US law firms like to hire and fire. One positive of Brexit for them will be much reduced employment rights. Ultimately, however, they will struggle to make the kind of money they expect from London, because UK litigation is managed by judges to ensure that the kind of speculative high-return litigation seen in New York, or in mass torts, is not really replicable in the UK.

The MC just has to weather the storm until the Yankee masters realise this and pull the plug. If I were a partner at a US law firm, I’d be paying my mortgage down like one-o before the spout of money is turned off.



I’ve never heard such trash. Find me a US firm that moved to London post-financial crash. Many have been operating here for 15+ years and continue to do so.

US law firms are not trying to oust the MC firms. They are offering their US clients access to the UK market without having to switch provider – an easy transition, efficiency one may say, by keeping all the matters of one client within the same firm.

If US law firms has been making little money, they would not remain open. They would not increase NQ salaries. They would not constantly be increasing the number of trainees they hire. They are growing, profitable, and are here to stay.



It’s not the raising salaries which are the problem, but the dead-weight 1,000 year old equity partners.

Why should an associate make £110k and a partner £2-3m?

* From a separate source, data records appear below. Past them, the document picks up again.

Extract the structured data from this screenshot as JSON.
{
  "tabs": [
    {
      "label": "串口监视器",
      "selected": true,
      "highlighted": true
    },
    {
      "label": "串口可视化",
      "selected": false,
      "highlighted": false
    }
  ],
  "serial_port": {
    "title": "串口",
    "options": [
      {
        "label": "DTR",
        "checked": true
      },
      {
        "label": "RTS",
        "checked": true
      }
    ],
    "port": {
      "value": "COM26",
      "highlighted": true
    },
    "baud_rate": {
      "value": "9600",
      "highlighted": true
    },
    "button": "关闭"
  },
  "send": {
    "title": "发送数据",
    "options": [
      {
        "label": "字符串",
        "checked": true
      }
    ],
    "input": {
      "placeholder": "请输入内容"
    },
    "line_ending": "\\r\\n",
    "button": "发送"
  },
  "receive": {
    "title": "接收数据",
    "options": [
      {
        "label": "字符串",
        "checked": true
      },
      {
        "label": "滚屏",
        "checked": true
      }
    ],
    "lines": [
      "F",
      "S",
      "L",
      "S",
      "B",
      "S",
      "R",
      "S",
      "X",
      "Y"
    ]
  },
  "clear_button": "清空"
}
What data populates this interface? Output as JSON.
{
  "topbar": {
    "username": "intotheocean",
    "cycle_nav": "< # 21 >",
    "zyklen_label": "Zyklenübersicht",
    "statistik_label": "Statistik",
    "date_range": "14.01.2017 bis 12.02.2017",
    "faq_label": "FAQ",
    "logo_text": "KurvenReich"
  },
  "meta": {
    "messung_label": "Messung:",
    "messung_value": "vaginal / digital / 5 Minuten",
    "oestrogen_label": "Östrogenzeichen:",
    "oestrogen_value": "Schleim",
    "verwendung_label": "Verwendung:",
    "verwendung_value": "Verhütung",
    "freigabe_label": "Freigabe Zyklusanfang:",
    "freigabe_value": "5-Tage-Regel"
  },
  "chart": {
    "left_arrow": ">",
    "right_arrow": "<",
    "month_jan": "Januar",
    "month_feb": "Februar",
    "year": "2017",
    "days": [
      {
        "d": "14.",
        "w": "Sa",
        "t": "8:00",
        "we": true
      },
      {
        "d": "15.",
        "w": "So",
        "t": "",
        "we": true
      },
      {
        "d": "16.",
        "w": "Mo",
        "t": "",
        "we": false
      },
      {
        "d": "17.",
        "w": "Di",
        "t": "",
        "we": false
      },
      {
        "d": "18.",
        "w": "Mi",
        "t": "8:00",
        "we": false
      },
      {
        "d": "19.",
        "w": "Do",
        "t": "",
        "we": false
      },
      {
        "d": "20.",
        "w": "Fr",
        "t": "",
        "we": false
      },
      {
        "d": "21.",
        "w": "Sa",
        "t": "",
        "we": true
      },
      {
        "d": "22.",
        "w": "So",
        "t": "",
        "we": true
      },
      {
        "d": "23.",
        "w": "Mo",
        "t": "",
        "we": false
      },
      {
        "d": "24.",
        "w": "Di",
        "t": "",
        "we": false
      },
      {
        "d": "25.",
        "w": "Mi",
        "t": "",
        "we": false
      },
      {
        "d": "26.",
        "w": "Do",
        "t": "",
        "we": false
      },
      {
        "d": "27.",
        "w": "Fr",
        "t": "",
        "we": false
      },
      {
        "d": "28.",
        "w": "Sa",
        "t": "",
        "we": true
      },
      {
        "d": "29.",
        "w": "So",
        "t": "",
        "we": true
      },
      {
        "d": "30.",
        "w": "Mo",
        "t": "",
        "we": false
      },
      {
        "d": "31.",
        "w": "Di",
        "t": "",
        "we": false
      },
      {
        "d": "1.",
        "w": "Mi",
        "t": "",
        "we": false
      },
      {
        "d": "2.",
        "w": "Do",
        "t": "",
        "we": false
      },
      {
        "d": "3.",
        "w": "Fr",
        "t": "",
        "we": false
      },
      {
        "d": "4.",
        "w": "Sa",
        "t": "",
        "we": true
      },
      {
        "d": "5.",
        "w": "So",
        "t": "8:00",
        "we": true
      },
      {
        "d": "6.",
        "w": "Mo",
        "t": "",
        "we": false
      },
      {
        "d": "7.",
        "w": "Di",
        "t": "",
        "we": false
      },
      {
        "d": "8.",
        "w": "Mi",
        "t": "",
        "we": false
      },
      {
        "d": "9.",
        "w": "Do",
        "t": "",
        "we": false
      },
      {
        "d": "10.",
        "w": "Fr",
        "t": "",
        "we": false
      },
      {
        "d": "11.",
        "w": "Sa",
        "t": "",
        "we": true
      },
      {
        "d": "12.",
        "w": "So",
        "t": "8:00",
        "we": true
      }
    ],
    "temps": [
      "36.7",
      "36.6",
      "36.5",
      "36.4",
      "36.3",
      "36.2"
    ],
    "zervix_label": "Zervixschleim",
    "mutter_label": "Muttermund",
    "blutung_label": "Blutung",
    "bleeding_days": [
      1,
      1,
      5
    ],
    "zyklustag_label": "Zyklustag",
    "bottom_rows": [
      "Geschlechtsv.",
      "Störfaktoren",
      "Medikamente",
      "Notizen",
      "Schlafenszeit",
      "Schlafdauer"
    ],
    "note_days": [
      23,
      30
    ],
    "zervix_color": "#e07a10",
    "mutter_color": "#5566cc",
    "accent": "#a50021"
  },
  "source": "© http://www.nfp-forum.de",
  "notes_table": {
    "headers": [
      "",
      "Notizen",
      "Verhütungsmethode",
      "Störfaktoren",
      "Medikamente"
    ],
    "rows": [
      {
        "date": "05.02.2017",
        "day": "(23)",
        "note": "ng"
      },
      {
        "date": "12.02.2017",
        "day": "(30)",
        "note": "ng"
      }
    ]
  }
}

Entirely disproportionate.



Because the partner owns part of the business and the associate does not.



210k and 1.9-2.9m would be a lot more fair



False equivalence, you forgot gearing. Multiple trainees and associates per partner.



Why is it not a winning combination?

An extra £10k for NQs is nothing in the grand scheme of things for firms, but can make a big difference for junior lawyers.

In the long term the loyalty you will get through increased junior lawyer satisfaction will outweigh the small outlay. Dinosaur equity partners do not care though. They will be out the door by the time those benefits come to fruition.



I don’t see the problem, unless the goal is for a tiny group of people to make a fortune without sharing it a bit.



No, the goal is to be the best you can be. For that you need the best partners. To have the best partners you need to pay the best salaries.
If you don’t keep up, the best talent will leave and profits will fall, leaving all parties less well off.



Would prefer to see articles about the NQ salaries in the regions.


Irwin Mitchell Partner

It’s called private equity for a reason – it’s not yours, it’s MINE.



The problem is the lack of fee income growth. But law firms aren’t different to other industries in that the whole market has been stagnant post 2008. All the lawtech stuff is cover for reducing trainee and associate numbers to prop up partner profits. Beware of “innovation” – this has become an upbeat corporate euphemism for managing low growth.



I feel a bit sorry for Alex having to salivate over these figures.